Milorad Dodik, former President of the Bosnian Serb Republic, and Sinisa Karan attend a press conference after preliminary results indicated Karan won a snap presidential election in Banja Luka, Bosnia and Herzegovina, November 23, 2025. REUTERS/Amel Emric


Yesterday, Sunday, official preliminary results showed the victory of Sinisa Karan, the candidate of Milorad Dodik, the dismissed president of the Republika Srpska, in the early presidential elections for this Serb entity in Bosnia, also known as Republika Srpska.

Sinisa Karan received 50.89% of the votes, compared to 47.81% for his rival, opposition candidate Branko Planosa, according to results published by the Central Electoral Commission after counting about 93% of the votes.

Election Commission Chairman Jovan Kalaba stated that turnout was low at 35.78%, compared to 53% during a general election in 2022, while there are more than 1.2 million people eligible to vote.

The presidential mandate will last for less than a year, as general elections are scheduled for next October.

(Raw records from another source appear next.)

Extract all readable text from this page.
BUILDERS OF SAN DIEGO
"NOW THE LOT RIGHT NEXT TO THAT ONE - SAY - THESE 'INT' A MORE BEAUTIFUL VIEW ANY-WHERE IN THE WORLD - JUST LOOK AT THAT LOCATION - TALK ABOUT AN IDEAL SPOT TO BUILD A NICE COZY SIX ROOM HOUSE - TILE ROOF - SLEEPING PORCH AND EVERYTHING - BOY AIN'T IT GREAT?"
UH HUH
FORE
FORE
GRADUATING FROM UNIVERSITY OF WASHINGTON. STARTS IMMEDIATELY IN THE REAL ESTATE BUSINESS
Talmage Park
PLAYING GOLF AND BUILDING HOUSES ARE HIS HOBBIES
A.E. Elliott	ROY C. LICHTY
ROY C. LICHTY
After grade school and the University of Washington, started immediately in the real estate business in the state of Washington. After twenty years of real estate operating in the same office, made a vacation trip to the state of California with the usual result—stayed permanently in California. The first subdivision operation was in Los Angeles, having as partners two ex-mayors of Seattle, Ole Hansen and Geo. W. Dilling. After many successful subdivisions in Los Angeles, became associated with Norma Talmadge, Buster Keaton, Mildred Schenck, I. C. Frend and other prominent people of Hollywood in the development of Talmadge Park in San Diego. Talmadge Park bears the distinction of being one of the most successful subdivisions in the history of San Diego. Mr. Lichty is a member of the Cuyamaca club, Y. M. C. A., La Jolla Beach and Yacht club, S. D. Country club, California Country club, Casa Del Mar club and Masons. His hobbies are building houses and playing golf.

Dodik (left) and Karan attend a press conference after preliminary results indicated Karan’s victory in the early presidential elections (Reuters)

Elections after a crisis

The elections were called after former President Milorad Dodik was stripped of his position and banned from practicing politics for 6 years.

This vote aims to end a period of unrest in Bosnia, which witnessed a power struggle between Milorad Dodik, a close ally of Moscow, and the High Representative for Foreign Affairs responsible for monitoring the peace agreement signed in 1995, which pushed the country into the most serious political crisis since the end of the war.

The President of the Republic is responsible for appointing the Prime Minister and issuing laws, but his powers remain limited in the absence of a parliamentary majority.

While the Supreme Representative has broad powers that include imposing or amending laws, and dismissing elected officials. Dodik has repeatedly denounced these powers, and directed many insults and threats to the current international envoy Christian Schmidt, the former German minister who took office in 2021.

As a result, Dodik was sentenced in August to one year in prison after appeal, which was later converted to a fine. He was also banned from holding any public office for 6 years for not complying with the decisions of the international envoy.

After challenging the government, he finally accepted the election of a successor just before Washington lifted the sanctions that had targeted him for nearly 10 years because of his separatist policies.

The vote will determine whether the Bosnian Serb-dominated region will move away from Dodik’s nationalist agenda or continue with separatist policies that threaten the internal cohesion of the Balkan country.

Republika Srpska, along with the Croat-Muslim Federation, is one of the two autonomous entities that make up Bosnia and Herzegovina.